Wild Yam, American Live Root (Dioscorea quaternata), organic
Vining herbaceous perennial. Native to the Eastern American hardwood forests. Dioscorea quaternata is very similar to the (smaller) Dioscorea villosa and traditionally in the herb world the root of both of these American Yams has been used interchangeably and called “American Wild Yam (Dioscorea villosa). Stunning display of heart shaped leaves like the scales of a dragon. One of the prettiest vines in all of horticulture. Dried Wild Yam root is antispasmodic to smooth muscle of uterus and GI tract. Space 1 foot or more apart. Trellis, or allow to ramble.
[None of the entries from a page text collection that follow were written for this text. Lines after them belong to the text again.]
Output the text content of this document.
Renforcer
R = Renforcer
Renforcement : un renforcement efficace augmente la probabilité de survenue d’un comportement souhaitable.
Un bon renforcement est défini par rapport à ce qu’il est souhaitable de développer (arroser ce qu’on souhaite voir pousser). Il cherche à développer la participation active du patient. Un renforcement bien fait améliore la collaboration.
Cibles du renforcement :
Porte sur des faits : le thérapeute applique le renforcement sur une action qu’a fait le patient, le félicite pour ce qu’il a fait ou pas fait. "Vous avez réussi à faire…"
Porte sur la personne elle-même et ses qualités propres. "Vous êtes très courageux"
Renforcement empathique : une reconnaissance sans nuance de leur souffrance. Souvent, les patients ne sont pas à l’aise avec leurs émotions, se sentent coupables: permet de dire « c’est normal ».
Planting Wild Yam Roots: Best to plant dormant live roots in the fall for emergence in the spring. May be planted in woodlands, shade garden or in pots. Wild Yam likes a little shade, but it does withstand more sunlight than goldenseal, bloodroot and blue cohosh. These are vines and will eventually do best trellised or climbing up bushes, trees or other plants. Sometimes they live for some years without going into the vining stage–they look like upright plants, presenting leaves in handsome whorls. This plant will grow as a standard shade garden plant and does not really need to be in a woodland setting, although it will grow fine in the woods, too. In the woodlands, it may often be found as a self-supportive vine in the deep woods, but near the edge of the woods, where it gets more light, it may climb high into the overstory. In any case, Wild Yam loves part shade, deep, humusy soils and plenty of organic compost. To plant, dig a shallow trench and lay the rhizome horizontally. Push rootlets down into the soil. The nascent bud is yellow-whitish, usually found at the end of the rhizome, and does not need to be pointing up, it usually points horizontally. Bury about 2 inches below soil surface, tamp in, and cover with 2 inches or more of mulch. Regular forest mulch, rotted leaves, or coir work well. Commercial bark mulch is not a good choice. Plant roots between 1 feet and 4 feet apart. Water once after planting, after which winter rain and snowfall will keep them sufficiently watered. The roots will overwinter under the mulch and the plant will emerge in the spring. If during the spring and summer the planting becomes very dry (ie no rain for 2 weeks) then it is a good idea to water them. That is all the care that is usually required. If potting up, use standard potting soil, one root per pot, 1 gallon pot or bigger. Mulch on top of the pot and place in shade garden, patio, greenhouse, etc.
Organically Grown at Strictly Medicinal.